# Parametric and Nonparametric Methods in Statistics

There are a few divisions of topics in statistics. One division that quickly comes to mind is the differentiation between descriptive and inferential statistics. There are other ways that we can separate out the discipline of statistics. One of these ways is to classify statistical methods as either parametric or nonparametric.

We will find out what the difference is between parametric methods and nonparametric methods. The way that we will do this is to compare different instances of these types of methods.

## Parametric Methods

Methods are classified by what we know about the population we are studying. Parametric methods are typically the first methods studied in an introductory statistics course. The basic idea is that there is a set of fixed parameters that determine a probability model.

Parametric methods are often those for which we know that the population is approximately normal, or we can approximate using a normal distribution after we invoke the central limit theorem. There are two parameters for a normal distribution: the mean and the standard deviation.

Ultimately the classification of a method as parametric depends upon the assumptions that are made about a population. A few parametric methods include:

• Confidence interval for a population mean, with known standard deviation.
• Confidence interval for a population mean, with unknown standard deviation.
• Confidence interval for a population variance.
• Confidence interval for the difference of two means, with unknown standard deviation.

## Nonparametric Methods

To contrast with parametric methods, we will define nonparametric methods. These are statistical techniques for which we do not have to make any assumption of parameters for the population we are studying. Indeed, the methods do not have any dependence on the population of interest. The set of parameters is no longer fixed, and neither is the distribution that we use. It is for this reason that nonparametric methods are also referred to as distribution-free methods.

Nonparametric methods are growing in popularity and influence for a number of reasons. The main reason is that we are not constrained as much as when we use a parametric method. We do not need to make as many assumptions about the population that we are working with as what we have to make with a parametric method. Many of these nonparametric methods are easy to apply and to understand.

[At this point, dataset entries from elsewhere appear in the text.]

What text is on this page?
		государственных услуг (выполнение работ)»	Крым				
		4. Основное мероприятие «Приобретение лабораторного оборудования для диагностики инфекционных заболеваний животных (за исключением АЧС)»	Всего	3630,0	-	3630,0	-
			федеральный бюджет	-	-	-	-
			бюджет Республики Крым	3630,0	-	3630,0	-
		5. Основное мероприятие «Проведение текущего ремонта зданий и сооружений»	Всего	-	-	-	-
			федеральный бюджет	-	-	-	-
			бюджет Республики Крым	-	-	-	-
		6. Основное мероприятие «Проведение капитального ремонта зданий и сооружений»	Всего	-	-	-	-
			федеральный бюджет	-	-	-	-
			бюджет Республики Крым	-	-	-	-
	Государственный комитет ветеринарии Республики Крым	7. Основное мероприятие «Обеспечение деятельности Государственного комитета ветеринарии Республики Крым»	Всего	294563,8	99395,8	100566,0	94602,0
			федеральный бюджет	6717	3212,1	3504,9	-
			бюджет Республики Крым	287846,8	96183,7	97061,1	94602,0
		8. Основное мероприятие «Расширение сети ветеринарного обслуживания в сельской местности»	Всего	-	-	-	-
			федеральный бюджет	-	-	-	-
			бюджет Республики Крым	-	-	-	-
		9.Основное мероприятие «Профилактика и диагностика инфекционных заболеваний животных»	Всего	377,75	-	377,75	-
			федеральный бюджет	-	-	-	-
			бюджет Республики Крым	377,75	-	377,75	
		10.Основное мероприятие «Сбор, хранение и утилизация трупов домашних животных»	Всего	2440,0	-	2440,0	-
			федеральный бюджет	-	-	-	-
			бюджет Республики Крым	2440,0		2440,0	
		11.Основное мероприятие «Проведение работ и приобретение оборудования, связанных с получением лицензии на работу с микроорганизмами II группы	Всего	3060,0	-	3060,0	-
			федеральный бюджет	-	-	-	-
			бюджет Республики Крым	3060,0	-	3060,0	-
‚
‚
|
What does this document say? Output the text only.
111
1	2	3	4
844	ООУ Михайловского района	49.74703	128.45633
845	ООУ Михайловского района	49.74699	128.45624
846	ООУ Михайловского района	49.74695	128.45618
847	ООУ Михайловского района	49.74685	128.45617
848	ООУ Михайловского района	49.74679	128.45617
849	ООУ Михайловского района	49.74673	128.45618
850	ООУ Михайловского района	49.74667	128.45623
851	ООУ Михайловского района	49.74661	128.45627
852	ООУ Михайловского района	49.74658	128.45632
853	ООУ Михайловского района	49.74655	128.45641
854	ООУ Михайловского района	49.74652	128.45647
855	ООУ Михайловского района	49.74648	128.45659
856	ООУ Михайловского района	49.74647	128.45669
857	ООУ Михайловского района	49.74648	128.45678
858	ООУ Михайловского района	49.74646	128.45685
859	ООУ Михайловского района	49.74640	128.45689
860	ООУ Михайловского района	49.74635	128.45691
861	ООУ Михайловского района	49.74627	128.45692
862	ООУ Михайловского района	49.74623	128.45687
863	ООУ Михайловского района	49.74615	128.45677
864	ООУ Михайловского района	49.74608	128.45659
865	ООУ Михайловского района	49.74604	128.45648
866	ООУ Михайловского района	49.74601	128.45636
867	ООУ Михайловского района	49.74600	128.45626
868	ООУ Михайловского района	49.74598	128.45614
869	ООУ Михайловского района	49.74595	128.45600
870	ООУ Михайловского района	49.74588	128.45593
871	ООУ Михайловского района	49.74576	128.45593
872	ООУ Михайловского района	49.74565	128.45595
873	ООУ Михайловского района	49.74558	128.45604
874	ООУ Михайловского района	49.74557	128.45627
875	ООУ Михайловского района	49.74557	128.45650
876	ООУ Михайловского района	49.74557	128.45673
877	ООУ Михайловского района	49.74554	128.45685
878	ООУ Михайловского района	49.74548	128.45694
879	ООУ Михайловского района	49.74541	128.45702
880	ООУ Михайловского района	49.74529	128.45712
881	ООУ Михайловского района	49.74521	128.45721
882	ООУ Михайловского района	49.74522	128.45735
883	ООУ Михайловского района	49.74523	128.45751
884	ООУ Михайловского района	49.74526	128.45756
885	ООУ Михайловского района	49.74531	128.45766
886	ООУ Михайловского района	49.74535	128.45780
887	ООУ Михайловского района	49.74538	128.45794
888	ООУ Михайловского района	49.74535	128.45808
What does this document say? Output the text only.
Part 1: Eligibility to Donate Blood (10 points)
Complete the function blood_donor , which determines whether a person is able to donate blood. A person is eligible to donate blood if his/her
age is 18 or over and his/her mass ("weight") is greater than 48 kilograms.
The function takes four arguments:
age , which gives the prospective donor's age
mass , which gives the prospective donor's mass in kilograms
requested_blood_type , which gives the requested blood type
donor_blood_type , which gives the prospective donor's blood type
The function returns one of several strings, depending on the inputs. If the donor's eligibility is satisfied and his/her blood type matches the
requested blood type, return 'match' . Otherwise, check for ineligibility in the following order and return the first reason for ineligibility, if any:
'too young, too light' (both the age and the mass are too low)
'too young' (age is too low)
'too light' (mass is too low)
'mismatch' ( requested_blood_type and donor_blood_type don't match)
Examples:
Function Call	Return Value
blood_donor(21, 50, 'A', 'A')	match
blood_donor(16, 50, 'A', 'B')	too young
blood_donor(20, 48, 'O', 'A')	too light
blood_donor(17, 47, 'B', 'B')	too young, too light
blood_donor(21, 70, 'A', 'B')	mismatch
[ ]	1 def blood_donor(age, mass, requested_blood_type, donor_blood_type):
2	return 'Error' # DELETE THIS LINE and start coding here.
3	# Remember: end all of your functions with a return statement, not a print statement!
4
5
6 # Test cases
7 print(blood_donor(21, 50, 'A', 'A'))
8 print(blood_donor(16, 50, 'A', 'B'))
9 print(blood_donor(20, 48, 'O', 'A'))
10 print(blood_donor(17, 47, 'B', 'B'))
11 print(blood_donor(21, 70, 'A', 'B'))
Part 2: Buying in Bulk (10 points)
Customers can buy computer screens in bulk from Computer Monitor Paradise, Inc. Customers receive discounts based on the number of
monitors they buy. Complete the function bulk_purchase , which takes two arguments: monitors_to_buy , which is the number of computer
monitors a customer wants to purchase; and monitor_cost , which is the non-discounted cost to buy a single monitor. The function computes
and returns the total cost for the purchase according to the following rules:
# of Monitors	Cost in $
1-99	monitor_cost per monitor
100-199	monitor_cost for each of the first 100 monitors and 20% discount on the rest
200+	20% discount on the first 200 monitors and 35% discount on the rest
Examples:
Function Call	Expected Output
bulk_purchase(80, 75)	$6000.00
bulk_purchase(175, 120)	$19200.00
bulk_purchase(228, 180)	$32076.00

A few nonparametric methods include:

## Comparison

There are multiple ways to use statistics to find a confidence interval about a mean. A parametric method would involve the calculation of a margin of error with a formula, and the estimation of the population mean with a sample mean. A nonparametric method to calculate a confidence mean would involve the use of bootstrapping.

Why do we need both parametric and nonparametric methods for this type of problem? Many times parametric methods are more efficient than the corresponding nonparametric methods. Although this difference in efficiency is typically not that much of an issue, there are instances where we do need to consider which method is more efficient.